Le Conseil d’Etat précise l’articulation des différentes sanctions contractuelles
Par une décision du 18 décembre 2020, le Conseil d’Etat est revenu sur l’articulation des différentes sanctions que l’administration est susceptible de prononcer à l’encontre de son cocontractant.
Dans cette affaire, la CCI du Pays de Saint-Malo a conclu avec la société Treuils et Grues Labor (TGL) un marché public ayant pour objet la fourniture d’une grue et sa mise en service au plus tard le 13 décembre 2004. Cependant, la réception provisoire n’a pu avoir lieu que le 11 avril 2007, et la mise en service n’a pas pu être réalisée en raison de dysfonctionnements qui n’ont jamais été repris malgré plusieurs mises en demeure. Le 28 novembre 2007, la CCI a donc notifié à la société TGL sa décision de faire procéder à l’exécution du marché à ses frais et risques par un autre prestataire. À cet effet, elle a conclu un premier marché de substitution portant sur une mission d’expertise technique de la grue, puis, un second ayant pour objet des travaux de remise en état de fonctionnement. Cependant, la grue n’a jamais pu être mise en service, de sorte que la CCI a procédé à la résiliation pour faute du marché qui avait été conclu avec la société TGL par une décision du 4 janvier 2012.
Dans ce contexte, le tribunal administratif de Rennes puis la cour administrative d’appel de Nantes ont été amenés à se prononcer sur une demande présentée par la CCI, tendant pour l’essentiel à la condamnation de la société TGL à l’indemniser des préjudices résultant de la mauvaise exécution du marché initial. Alors que le tribunal n’avait condamné la société TGL qu’à hauteur de 239 775,79 euros TTC, la cour administrative d’appel a porté cette condamnation à 918 236,04 euros TTC. La société TGL s’est donc pourvue en cassation devant le Conseil d’Etat.
Outre un rappel des conditions dans lesquelles peuvent être conclus des marchés de substitution (CE Ass. 9 novembre 2016, Société Fosmax LNG, req. n° 388806, au recueil) et peut être prononcée la résiliation du contrat aux torts du titulaire (CE 26 février 2014, Société Environnement services, req. n° 365546, aux tables), le Conseil d’Etat apporte deux séries de précisions.

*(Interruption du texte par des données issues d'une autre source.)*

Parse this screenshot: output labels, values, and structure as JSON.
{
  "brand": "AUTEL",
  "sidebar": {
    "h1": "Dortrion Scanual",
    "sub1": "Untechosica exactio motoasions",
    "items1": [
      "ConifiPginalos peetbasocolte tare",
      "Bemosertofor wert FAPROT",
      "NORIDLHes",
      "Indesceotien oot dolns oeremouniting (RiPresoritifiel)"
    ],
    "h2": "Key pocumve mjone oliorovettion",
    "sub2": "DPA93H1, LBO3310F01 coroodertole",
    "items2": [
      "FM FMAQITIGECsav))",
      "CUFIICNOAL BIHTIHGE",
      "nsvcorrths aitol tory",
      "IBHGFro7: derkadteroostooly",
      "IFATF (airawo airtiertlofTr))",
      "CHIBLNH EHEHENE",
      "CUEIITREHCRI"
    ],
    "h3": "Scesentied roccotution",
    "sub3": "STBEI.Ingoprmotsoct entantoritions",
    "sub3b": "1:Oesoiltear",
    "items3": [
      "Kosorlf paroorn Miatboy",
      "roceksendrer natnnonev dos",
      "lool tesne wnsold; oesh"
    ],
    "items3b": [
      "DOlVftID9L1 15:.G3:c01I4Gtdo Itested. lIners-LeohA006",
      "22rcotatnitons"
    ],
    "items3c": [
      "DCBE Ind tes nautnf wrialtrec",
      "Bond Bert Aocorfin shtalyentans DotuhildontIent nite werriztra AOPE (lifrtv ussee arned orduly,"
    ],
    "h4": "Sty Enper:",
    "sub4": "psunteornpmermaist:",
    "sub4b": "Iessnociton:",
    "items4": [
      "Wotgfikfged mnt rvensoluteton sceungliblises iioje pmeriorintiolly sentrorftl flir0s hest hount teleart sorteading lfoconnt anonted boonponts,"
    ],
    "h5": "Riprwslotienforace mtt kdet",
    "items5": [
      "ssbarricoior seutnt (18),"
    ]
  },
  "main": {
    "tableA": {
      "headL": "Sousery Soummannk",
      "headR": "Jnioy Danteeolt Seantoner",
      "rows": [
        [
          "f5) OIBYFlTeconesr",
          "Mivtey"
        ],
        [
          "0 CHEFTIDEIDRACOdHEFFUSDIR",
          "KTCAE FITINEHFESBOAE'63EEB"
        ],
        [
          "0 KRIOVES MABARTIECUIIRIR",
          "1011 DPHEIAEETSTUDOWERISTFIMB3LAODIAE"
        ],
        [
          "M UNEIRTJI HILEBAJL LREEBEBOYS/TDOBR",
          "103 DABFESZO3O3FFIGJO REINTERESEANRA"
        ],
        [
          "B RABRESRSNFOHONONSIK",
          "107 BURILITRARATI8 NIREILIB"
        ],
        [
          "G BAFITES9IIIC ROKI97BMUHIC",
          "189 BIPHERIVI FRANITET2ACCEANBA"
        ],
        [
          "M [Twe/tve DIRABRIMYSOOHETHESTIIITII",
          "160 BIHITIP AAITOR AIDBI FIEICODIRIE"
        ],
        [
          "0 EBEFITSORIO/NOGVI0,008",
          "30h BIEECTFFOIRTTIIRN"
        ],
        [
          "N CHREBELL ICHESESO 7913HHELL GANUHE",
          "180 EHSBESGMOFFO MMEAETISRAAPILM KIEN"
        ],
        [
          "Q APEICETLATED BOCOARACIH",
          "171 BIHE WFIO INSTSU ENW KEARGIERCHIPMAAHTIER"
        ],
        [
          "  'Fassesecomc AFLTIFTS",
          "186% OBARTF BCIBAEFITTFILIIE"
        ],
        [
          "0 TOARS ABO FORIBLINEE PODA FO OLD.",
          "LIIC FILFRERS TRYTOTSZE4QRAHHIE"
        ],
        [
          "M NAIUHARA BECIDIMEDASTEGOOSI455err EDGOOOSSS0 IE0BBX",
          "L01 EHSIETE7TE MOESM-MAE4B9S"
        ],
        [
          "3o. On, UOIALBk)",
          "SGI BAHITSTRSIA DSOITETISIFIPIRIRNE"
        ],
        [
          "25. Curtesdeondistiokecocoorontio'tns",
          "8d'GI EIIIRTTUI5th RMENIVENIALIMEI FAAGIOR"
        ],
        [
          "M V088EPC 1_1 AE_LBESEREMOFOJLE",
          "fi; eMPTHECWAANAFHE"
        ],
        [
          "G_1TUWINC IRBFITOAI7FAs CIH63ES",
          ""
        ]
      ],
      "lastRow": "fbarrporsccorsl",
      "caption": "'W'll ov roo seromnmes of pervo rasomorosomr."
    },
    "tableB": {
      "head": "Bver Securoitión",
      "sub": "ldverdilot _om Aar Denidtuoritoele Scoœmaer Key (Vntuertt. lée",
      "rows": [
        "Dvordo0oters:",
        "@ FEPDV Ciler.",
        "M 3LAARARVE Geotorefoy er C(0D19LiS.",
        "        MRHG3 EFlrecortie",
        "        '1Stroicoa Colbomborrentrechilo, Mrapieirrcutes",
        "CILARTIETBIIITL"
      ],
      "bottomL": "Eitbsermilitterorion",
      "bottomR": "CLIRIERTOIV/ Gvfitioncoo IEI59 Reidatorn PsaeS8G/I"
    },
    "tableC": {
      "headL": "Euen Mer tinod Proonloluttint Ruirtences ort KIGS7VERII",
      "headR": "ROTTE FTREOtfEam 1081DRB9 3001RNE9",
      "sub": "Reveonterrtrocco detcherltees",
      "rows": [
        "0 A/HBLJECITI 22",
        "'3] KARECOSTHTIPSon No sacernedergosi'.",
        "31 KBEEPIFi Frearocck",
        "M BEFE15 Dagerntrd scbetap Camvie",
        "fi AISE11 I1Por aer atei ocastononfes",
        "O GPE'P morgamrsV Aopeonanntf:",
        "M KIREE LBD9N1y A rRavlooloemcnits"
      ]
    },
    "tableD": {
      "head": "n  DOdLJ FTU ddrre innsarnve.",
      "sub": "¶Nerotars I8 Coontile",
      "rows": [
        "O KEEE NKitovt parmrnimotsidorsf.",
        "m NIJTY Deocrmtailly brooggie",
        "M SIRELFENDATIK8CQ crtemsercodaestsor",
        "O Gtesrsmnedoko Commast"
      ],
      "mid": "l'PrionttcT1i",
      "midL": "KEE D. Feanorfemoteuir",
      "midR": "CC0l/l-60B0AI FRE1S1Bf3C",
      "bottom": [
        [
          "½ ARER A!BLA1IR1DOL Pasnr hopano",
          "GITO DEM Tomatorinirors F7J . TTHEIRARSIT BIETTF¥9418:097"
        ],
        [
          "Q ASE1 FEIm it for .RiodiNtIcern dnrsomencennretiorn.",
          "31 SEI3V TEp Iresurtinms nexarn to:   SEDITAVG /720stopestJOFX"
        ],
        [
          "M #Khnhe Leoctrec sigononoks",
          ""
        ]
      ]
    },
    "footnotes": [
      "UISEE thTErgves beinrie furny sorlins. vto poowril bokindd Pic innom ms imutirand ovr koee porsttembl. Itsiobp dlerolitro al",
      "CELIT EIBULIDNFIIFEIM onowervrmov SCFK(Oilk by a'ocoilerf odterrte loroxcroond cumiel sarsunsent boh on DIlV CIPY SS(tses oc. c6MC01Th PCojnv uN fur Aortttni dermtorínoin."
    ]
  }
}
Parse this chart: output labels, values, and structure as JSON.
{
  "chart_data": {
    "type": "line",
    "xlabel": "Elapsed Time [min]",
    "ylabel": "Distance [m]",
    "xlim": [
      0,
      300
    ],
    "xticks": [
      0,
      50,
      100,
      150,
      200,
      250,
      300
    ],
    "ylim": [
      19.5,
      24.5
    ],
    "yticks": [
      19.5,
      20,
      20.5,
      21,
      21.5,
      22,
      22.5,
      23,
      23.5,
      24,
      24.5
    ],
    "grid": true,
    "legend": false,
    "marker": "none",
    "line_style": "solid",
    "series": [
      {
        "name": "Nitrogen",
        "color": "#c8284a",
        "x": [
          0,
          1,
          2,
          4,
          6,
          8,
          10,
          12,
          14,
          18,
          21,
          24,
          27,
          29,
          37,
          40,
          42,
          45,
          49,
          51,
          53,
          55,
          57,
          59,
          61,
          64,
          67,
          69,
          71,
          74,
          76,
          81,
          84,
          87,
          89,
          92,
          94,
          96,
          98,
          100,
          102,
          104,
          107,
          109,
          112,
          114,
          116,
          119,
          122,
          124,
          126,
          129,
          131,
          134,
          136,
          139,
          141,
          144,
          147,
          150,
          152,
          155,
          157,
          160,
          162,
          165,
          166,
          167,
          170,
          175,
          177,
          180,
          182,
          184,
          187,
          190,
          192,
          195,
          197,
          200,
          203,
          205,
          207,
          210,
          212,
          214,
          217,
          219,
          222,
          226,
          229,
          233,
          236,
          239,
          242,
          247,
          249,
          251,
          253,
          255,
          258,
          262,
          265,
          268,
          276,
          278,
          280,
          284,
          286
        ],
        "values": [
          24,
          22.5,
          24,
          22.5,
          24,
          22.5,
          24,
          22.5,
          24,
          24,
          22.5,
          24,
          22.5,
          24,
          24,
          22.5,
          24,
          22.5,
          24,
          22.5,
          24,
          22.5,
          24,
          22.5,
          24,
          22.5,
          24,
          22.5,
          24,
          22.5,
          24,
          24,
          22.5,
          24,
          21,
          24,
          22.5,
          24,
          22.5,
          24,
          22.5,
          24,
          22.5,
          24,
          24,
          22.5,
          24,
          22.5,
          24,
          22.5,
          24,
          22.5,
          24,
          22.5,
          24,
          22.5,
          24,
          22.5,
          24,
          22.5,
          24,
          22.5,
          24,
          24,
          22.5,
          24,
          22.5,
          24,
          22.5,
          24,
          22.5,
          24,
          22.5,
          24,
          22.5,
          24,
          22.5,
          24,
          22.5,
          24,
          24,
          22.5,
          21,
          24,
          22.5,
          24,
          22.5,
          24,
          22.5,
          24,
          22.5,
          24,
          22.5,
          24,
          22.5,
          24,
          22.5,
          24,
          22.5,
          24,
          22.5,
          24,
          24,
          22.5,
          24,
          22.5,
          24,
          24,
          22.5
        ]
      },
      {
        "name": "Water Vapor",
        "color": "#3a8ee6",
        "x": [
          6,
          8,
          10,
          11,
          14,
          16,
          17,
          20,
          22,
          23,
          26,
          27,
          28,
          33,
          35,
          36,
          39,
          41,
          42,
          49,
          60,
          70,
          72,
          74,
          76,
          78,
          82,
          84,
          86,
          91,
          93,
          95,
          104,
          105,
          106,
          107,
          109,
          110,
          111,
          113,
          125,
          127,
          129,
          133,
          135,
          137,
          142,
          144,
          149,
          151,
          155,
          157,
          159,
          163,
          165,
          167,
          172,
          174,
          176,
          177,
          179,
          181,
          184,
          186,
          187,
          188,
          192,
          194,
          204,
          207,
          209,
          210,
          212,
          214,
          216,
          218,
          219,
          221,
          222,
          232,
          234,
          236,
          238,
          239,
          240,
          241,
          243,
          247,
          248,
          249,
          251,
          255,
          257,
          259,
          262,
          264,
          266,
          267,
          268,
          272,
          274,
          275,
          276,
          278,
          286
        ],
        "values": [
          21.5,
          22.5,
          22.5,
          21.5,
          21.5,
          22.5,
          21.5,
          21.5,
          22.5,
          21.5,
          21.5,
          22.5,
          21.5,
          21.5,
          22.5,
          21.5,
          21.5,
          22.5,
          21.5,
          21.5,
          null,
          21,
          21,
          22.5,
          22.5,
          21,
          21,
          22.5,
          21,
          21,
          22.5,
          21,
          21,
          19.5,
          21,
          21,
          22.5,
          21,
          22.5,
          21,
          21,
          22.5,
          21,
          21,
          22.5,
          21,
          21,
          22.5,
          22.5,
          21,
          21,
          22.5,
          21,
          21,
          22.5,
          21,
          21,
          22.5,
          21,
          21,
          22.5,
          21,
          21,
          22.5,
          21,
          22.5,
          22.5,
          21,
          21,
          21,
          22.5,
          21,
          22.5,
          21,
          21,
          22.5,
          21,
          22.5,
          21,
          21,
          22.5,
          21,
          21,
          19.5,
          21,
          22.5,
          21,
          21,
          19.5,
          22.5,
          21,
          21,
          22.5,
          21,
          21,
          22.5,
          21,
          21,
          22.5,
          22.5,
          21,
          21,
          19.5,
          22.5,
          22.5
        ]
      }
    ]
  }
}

D’abord, il expose les conditions dans lesquelles la résiliation pour faute peut s’ajouter à des pénalités prononcées par l’acheteur. À cet égard, la circonstance que des retards dans l’exécution des prestations ont fait l’objet de pénalités, avant la résiliation du marché, ne fait pas obstacle à ce que l’acheteur prononce en définitive la résiliation du marché pour faute du titulaire, quand bien même ce retard dans l’exécution des prestations ferait partie des motifs fondant la résiliation. Le principe non bis in idem n’a donc pas vocation à s’appliquer dans un tel cas de figure. En revanche, le Conseil d’Etat rappelle à toutes fins utiles qu’aucune pénalité de retard ne peut évidemment être prononcée pour la période postérieure à la résiliation
Ensuite, l’existence d’une faute d’une particulière gravité, qui peut fonder la résiliation du marché aux torts du titulaire, a également des conséquences sur les sommes supportées par le titulaire initial lorsque l’acheteur a conclu des marchés de substitution. En effet, le Conseil d’Etat affirme que « lorsque, en dépit de la conclusion de marchés de substitution, l’objet du marché initialement conclu n’a pu être réalisé, du fait de graves défaillances du titulaire du marché initial, notamment dans la conception de l’équipement livré, la personne publique a droit à la réparation, par le titulaire du marché initial, de son entier préjudice, qui résulte de l’ensemble des frais exposés pour les différents marchés ». En cela, il valide la position de la cour administrative d’appel de Nantes, qui avait mis à la charge de la société TGL le remboursement non seulement des marchés de substitution, mais aussi du marché initial.
Au total, l’inexécution de ses obligations par la société TGL a donc des conséquences radicales, puisqu’en l’espèce celle-ci doit supporter des pénalités de retard, les frais liés aux marchés de substitution, la résiliation de son propre marché et le remboursement à l’acheteur des sommes payées à ce titre.